California has argued that the construction of a border wall could do “irreparable harm,” to its wildlife. Grijalva’s suit maintains that previous environmental analyses are out of date and did not take into account updated border-security measures, including the potential construction of a border wall.
It is yet another showdown in federal court over Trump’s immigration policies. The lawsuit also brings Curiel, whose court is in San Diego, back into the national spotlight on a case about a topic that is nearly as synonymous with the president as his defunct university.
The last time, as Curiel served as the judge over the case on some of the lawsuits which alleged fraud against Trump University, Trump began to attack him, when the candidate was still considered by most to be a longshot for the presidency though he had secured the GOP nomination.
Perhaps most jarring was Trump’s continued use of Curiel’s ethnicity as a means to attack the federal judge’s impartiality.
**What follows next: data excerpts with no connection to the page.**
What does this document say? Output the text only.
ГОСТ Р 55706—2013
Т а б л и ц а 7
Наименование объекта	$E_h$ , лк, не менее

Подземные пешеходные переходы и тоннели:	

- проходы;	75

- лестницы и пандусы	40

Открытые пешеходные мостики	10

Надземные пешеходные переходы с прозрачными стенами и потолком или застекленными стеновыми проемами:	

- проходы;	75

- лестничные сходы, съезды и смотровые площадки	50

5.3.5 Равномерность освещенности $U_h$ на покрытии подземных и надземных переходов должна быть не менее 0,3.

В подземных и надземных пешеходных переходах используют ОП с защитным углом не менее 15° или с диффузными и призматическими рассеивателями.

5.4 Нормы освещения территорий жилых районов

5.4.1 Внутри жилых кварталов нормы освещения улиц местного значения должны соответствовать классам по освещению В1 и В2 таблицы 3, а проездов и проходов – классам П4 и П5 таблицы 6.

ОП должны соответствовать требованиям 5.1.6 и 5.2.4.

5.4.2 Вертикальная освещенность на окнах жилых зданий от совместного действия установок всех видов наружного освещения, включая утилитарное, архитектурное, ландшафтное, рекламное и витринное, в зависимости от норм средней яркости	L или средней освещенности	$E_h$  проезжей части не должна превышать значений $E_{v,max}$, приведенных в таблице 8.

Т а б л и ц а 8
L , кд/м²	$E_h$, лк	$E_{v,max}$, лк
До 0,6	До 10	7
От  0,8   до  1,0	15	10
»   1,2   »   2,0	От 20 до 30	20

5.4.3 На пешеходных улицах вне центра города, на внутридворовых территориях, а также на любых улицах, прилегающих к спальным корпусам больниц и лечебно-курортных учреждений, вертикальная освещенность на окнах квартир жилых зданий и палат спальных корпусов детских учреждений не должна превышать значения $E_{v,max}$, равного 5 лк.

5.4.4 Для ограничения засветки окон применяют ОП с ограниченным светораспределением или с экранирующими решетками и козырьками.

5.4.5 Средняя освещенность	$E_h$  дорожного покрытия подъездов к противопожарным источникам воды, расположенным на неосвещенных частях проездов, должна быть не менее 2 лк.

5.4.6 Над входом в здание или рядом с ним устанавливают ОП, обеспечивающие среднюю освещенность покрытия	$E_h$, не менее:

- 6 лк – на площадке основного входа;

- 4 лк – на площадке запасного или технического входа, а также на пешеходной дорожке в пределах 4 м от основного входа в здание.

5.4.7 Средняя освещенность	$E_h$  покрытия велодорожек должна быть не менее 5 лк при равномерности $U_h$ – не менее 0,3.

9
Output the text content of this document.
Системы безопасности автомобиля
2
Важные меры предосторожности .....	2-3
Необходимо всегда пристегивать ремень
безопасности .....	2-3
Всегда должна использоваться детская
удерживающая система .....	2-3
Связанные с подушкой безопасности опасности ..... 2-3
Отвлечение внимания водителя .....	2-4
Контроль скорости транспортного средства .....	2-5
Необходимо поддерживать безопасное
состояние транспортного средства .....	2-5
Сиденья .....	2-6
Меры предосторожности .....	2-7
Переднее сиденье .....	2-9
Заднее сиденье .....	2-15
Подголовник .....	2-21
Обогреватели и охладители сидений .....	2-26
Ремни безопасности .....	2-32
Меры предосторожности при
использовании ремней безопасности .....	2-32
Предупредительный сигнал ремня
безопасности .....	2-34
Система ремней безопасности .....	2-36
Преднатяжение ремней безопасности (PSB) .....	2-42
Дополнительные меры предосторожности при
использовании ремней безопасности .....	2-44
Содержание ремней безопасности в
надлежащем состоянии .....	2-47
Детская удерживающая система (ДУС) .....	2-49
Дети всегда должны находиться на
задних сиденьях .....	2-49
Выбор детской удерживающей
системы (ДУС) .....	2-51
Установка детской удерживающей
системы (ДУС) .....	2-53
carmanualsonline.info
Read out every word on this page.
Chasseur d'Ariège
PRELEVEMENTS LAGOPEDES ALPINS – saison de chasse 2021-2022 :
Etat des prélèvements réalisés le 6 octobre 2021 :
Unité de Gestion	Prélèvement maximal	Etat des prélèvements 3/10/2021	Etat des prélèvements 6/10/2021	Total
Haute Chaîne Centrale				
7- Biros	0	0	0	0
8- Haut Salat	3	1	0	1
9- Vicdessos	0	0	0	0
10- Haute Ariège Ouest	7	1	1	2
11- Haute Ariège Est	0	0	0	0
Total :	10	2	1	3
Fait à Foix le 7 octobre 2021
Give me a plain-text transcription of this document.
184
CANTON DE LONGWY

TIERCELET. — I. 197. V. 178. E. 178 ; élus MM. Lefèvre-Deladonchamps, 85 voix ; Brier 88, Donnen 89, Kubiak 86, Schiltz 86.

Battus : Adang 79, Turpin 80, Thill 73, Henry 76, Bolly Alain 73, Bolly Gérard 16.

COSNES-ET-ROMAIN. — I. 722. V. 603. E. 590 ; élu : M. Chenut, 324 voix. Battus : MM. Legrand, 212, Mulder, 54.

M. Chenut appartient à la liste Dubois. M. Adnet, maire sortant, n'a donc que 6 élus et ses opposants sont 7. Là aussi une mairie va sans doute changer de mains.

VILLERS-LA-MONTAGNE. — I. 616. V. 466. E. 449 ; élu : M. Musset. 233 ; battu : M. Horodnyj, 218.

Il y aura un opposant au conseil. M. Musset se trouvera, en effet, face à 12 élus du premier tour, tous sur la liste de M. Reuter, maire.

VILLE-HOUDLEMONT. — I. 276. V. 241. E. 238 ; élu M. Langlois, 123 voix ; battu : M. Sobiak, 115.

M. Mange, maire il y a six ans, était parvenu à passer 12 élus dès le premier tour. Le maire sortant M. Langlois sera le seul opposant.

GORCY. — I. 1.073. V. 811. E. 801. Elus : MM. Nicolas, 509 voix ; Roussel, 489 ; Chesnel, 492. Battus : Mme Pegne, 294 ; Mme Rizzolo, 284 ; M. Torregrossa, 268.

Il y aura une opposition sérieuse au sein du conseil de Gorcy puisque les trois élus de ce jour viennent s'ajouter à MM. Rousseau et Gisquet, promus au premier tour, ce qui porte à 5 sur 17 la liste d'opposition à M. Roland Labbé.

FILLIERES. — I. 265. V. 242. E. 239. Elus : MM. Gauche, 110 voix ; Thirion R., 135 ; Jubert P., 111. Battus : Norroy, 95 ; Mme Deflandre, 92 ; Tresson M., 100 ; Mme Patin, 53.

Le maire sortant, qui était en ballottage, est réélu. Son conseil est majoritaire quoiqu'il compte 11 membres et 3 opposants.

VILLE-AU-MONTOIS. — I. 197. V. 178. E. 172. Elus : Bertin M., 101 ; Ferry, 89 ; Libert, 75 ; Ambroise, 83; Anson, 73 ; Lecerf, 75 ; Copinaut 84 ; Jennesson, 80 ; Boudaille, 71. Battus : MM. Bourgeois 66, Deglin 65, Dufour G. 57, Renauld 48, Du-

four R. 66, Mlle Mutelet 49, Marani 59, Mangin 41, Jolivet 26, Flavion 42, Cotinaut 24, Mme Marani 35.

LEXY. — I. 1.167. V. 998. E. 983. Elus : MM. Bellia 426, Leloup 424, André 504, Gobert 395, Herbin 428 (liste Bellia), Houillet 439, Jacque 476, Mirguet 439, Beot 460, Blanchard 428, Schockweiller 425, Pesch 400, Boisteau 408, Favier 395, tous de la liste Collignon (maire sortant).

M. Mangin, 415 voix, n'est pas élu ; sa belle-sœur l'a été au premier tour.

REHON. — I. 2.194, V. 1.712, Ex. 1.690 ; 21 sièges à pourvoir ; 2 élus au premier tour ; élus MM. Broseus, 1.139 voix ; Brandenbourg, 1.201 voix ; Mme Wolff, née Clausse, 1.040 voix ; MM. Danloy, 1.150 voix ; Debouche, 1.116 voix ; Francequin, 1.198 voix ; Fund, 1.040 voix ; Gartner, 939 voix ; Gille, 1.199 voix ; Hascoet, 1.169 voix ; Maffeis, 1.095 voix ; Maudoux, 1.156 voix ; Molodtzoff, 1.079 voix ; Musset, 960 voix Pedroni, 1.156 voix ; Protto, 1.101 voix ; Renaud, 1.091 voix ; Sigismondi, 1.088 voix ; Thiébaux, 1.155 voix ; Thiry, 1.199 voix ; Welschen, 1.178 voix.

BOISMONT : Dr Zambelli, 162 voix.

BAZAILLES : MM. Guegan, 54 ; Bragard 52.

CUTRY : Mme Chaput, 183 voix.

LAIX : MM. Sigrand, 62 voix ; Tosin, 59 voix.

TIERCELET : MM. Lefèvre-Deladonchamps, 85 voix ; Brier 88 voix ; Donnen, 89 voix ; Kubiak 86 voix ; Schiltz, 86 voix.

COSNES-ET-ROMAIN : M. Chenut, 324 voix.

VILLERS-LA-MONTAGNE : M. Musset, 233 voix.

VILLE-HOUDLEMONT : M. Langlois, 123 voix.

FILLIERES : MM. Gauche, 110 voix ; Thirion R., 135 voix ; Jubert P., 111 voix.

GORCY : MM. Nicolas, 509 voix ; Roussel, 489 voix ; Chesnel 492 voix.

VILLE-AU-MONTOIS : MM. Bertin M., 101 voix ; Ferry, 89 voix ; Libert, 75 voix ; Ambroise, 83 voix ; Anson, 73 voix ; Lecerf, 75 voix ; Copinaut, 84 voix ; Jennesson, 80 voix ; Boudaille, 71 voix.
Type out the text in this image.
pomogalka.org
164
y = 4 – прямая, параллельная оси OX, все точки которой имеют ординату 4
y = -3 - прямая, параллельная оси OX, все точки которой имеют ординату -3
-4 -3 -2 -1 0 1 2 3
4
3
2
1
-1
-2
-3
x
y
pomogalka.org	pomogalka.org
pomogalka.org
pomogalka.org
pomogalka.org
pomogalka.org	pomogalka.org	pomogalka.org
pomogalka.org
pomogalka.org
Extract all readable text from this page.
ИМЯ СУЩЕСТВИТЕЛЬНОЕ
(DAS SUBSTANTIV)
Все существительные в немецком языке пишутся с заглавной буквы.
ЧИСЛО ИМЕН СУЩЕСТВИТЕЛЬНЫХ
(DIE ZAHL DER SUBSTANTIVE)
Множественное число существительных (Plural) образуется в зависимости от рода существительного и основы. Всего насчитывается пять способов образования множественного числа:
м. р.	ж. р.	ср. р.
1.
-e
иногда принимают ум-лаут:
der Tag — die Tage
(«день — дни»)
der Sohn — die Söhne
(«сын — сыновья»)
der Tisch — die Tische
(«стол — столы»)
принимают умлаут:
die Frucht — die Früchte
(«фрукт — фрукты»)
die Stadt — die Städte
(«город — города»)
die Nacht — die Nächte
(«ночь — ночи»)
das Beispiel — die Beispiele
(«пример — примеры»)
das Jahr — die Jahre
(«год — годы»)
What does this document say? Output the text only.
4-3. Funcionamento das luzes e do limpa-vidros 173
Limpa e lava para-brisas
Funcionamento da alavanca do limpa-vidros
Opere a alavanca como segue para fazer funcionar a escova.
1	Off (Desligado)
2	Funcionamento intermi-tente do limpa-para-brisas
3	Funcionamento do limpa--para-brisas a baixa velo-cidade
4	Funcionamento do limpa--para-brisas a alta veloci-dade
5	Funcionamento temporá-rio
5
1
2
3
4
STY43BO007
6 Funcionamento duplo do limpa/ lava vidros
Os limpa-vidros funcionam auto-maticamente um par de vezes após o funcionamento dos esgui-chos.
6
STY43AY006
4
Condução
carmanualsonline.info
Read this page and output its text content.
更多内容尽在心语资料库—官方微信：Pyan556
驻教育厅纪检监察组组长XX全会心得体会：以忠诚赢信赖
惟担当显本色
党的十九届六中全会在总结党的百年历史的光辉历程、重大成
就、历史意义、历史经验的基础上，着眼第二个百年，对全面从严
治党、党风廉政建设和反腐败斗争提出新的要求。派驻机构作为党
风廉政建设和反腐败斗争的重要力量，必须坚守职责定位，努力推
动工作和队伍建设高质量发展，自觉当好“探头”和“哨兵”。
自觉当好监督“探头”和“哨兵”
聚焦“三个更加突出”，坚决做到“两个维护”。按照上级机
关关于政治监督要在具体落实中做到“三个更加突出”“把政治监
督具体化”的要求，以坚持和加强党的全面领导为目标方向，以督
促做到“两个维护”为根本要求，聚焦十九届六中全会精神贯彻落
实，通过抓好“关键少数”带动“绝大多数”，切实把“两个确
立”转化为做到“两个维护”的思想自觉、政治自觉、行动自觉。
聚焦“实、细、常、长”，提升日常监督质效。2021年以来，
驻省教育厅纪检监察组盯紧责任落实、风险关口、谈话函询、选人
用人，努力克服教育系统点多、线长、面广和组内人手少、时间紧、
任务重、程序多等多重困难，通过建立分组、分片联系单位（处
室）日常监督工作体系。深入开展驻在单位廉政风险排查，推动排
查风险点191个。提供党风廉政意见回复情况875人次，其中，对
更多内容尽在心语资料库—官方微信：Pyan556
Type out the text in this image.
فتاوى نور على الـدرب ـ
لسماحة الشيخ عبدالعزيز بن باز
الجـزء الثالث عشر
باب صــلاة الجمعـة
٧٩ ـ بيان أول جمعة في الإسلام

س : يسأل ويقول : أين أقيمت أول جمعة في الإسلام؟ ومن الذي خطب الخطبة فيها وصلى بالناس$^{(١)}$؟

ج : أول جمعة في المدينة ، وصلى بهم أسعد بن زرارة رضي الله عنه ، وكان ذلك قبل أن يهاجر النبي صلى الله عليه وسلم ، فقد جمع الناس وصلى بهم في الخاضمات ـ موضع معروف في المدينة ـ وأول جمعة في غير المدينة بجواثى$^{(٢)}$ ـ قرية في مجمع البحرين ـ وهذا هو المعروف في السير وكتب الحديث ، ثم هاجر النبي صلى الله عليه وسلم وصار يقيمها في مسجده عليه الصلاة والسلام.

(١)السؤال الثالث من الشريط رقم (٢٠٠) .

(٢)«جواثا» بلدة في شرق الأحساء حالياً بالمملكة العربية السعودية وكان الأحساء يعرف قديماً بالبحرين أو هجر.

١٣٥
Trump falsely asserted that Curiel was a “Mexican,” – Curiel was born in Indiana – and other times said that he was “Hispanic” and “Spanish”, seemingly as an attempt to argue that the judge was biased because of Trump’s sharply conservative immigration ideas, including of course, the wall proposal.
“Look, he’s proud of his heritage, OK? I’m building a wall,” Trump said of Curiel in June 2016 to CNN anchor Jake Tapper. “He’s a Mexican. We’re building a wall between here and Mexico.”
Trump’s remarks, which he repeated at various points for months, drew some rebukes from his own party – even Paul Ryan called the remarks “racist” – and prompted the candidate to issue a statement that argued that his comments were being misconstrued.
Curiel, whose parents were immigrants from Mexico, did not respond publicly to Trump’s attacks. The fraud lawsuits ended in a $25m (£18m) settlement Trump agreed to pay out shortly after the election.
Though Trump insisted during his campaign that Mexico would pay for the wall, Congress has sought to secure funding from American taxpayers. The amount of money for the project is currently a subject of ongoing budget negotiations that have already shut the federal government down once.